The fraction of all permutations which are derangements approaches 1/e = approx 36.8% -- so if you are generating random permutations, just keep generating them, and there's a very high probability that you'll find one within 5 or 10 selections of a random permutation. (10.1% chance of not finding one within 5 random permutations, every additional 5 permutations lowers the chance of not finding a derangement by another factor of 10)
This presentation is pretty down-to-earth and gives a recursive algorithm for generating derangements directly, rather than having to reject permutations that aren't derangements.
回答3:
A permutation that maps no element to itself is a derangement. As n increases, the fraction of derangements approaches the constant 1/e. As such, it takes (on average) e tries to get a derangement, if picking a permutation at random.
The wikipedia article includes expressions for calculating explicit values for small n.
回答4:
In Mathematica you could do something like
secretSanta[n_] :=
DeleteCases[Permutations[Range[n]], a_ /; Count[a - Range[n], 0] > 0]
where n
is the number of people in the pool. Then for example secretSanta[4]
returns
{{2, 1, 4, 3}, {2, 3, 4, 1}, {2, 4, 1, 3}, {3, 1, 4, 2}, {3, 4, 1, 2},
{3, 4, 2, 1}, {4, 1, 2, 3}, {4, 3, 1, 2}, {4, 3, 2, 1}}
Edit
It looks like the Combinatorica
package in Mathematica actually has a Derangements
function, so you could also do something like
Needs["Combinatorica`"]
Derangements[Range[n]]
although on my system Derangements[Range[n]]
is about a factor 2 slower than the function above.
回答5:
This does not answer your question about counting the valid derangements, but it gives an algorithm to generate one (which might be what you want) with the following properties:
- it guaranties that there is a single cycle in Santa's relationship (if you play at 4, you do not end up with 2 Santa couples --> 2 cycles),
- it works efficiently even with very large number of player,
- if applied fairly, nobody knows whose who Santa's,
- it does not need a computer, only some paper.
Here the algorithm:
- Every player writes her/his name on an envelope and puts her/his name in a folded paper in the envelope.
- One trusted player (for property # 3 above) takes all the envelopes and shuffles them looking at their back side (where no name is written).
- Once the envelops are shuffled well enough, always looking at the back side, the trusted player moves the paper in each envelope to the following one.
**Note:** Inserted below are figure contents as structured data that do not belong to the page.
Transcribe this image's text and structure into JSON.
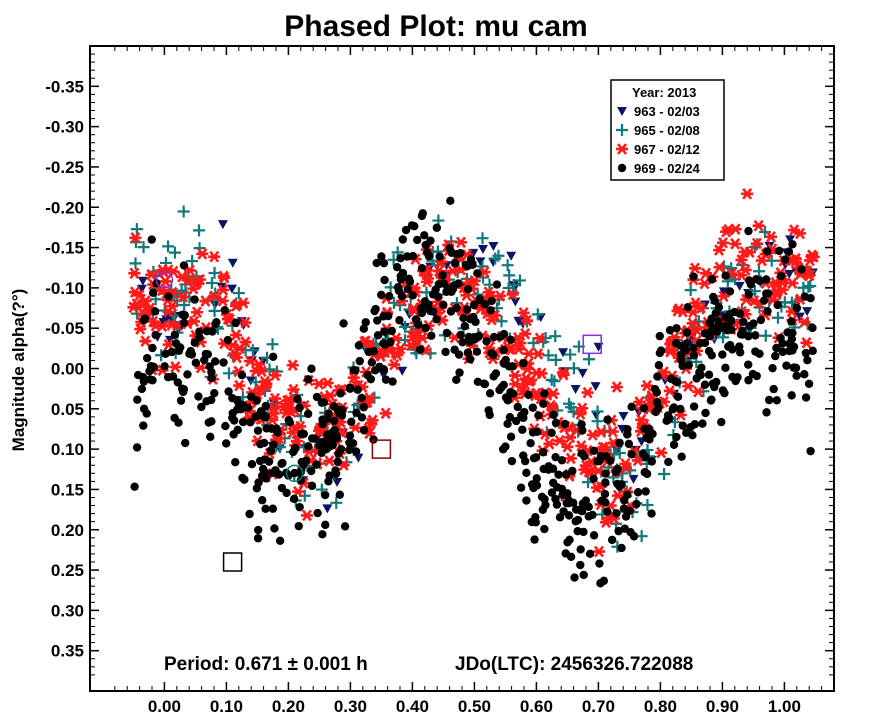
{
  "chart_data": {
    "type": "scatter",
    "title": "Phased Plot: mu cam",
    "xlabel": "",
    "ylabel": "Magnitude alpha(?°)",
    "xlim": [
      -0.12,
      1.08
    ],
    "ylim": [
      -0.4,
      0.4
    ],
    "y_inverted": true,
    "grid": false,
    "legend_position": "top-right",
    "x_ticks": [
      "0.00",
      "0.10",
      "0.20",
      "0.30",
      "0.40",
      "0.50",
      "0.60",
      "0.70",
      "0.80",
      "0.90",
      "1.00"
    ],
    "y_ticks": [
      "-0.35",
      "-0.30",
      "-0.25",
      "-0.20",
      "-0.15",
      "-0.10",
      "-0.05",
      "0.00",
      "0.05",
      "0.10",
      "0.15",
      "0.20",
      "0.25",
      "0.30",
      "0.35"
    ],
    "legend_title": "Year: 2013",
    "series": [
      {
        "name": "963 - 02/03",
        "marker": "triangle-down",
        "color": "#0a1560",
        "curve_x": [
          -0.05,
          0.0,
          0.05,
          0.1,
          0.15,
          0.2,
          0.25,
          0.3,
          0.35,
          0.4,
          0.45,
          0.5,
          0.55,
          0.6,
          0.65,
          0.7,
          0.75,
          0.8,
          0.85,
          0.9,
          0.95,
          1.0,
          1.05
        ],
        "curve_y": [
          -0.1,
          -0.05,
          -0.1,
          -0.13,
          0.02,
          0.1,
          0.12,
          0.1,
          0.0,
          -0.08,
          -0.13,
          -0.14,
          -0.12,
          -0.05,
          0.0,
          0.05,
          0.12,
          0.06,
          -0.03,
          -0.07,
          -0.1,
          -0.1,
          -0.1
        ]
      },
      {
        "name": "965 - 02/08",
        "marker": "plus",
        "color": "#11787a",
        "curve_x": [
          -0.05,
          0.0,
          0.05,
          0.1,
          0.15,
          0.2,
          0.25,
          0.3,
          0.35,
          0.4,
          0.45,
          0.5,
          0.55,
          0.6,
          0.65,
          0.7,
          0.75,
          0.8,
          0.85,
          0.9,
          0.95,
          1.0,
          1.05
        ],
        "curve_y": [
          -0.12,
          -0.08,
          -0.1,
          -0.07,
          0.02,
          0.08,
          0.09,
          0.06,
          -0.03,
          -0.09,
          -0.12,
          -0.12,
          -0.09,
          -0.04,
          0.02,
          0.1,
          0.15,
          0.08,
          -0.02,
          -0.07,
          -0.1,
          -0.1,
          -0.1
        ]
      },
      {
        "name": "967 - 02/12",
        "marker": "asterisk",
        "color": "#ff1a1a",
        "curve_x": [
          -0.05,
          0.0,
          0.05,
          0.1,
          0.15,
          0.2,
          0.25,
          0.3,
          0.35,
          0.4,
          0.45,
          0.5,
          0.55,
          0.6,
          0.65,
          0.7,
          0.75,
          0.8,
          0.85,
          0.9,
          0.95,
          1.0,
          1.05
        ],
        "curve_y": [
          -0.11,
          -0.09,
          -0.08,
          -0.06,
          0.04,
          0.07,
          0.09,
          0.06,
          -0.02,
          -0.07,
          -0.1,
          -0.09,
          -0.04,
          0.02,
          0.08,
          0.13,
          0.11,
          0.03,
          -0.05,
          -0.1,
          -0.12,
          -0.11,
          -0.1
        ]
      },
      {
        "name": "969 - 02/24",
        "marker": "circle",
        "color": "#000000",
        "curve_x": [
          -0.05,
          0.0,
          0.05,
          0.1,
          0.15,
          0.2,
          0.25,
          0.3,
          0.35,
          0.4,
          0.45,
          0.5,
          0.55,
          0.6,
          0.65,
          0.7,
          0.75,
          0.8,
          0.85,
          0.9,
          0.95,
          1.0,
          1.05
        ],
        "curve_y": [
          0.02,
          -0.02,
          -0.01,
          0.03,
          0.1,
          0.12,
          0.11,
          0.05,
          -0.05,
          -0.11,
          -0.1,
          -0.06,
          0.02,
          0.1,
          0.16,
          0.18,
          0.14,
          0.05,
          0.0,
          -0.04,
          -0.06,
          -0.05,
          -0.04
        ]
      }
    ],
    "annotations": {
      "period": "Period: 0.671 ± 0.001 h",
      "epoch": "JDo(LTC): 2456326.722088"
    }
  }
}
- After shuffling the envelops again, the envelopes are distributed back to the player whose name is on them, and each player is the Santa of the person whose name is in the envelope.
回答6:
I came across the built-in Subfactorial
function in the documentation and altered one of the examples to produce:
Remove[teleSecretSanta];
teleSecretSanta[dims_Integer] :=
With[{spec = Range[dims]},
With[{
perms = Permutations[spec],
casesToDelete = DiagonalMatrix[spec] /. {0 -> _}},
DeleteCases[perms, Alternatives @@ casesToDelete]
]
]
One can use Subfactorial
to check the function.
Length[teleSecretSanta[4]] == Subfactorial[4]
As in Mr.Wizard's answer, I suspect teleSecretSanta
can be optimized via SparseArray. However, I'm too drunk at the moment to attempt such shenanigans. (kidding... I'm actually too lazy and stupid.)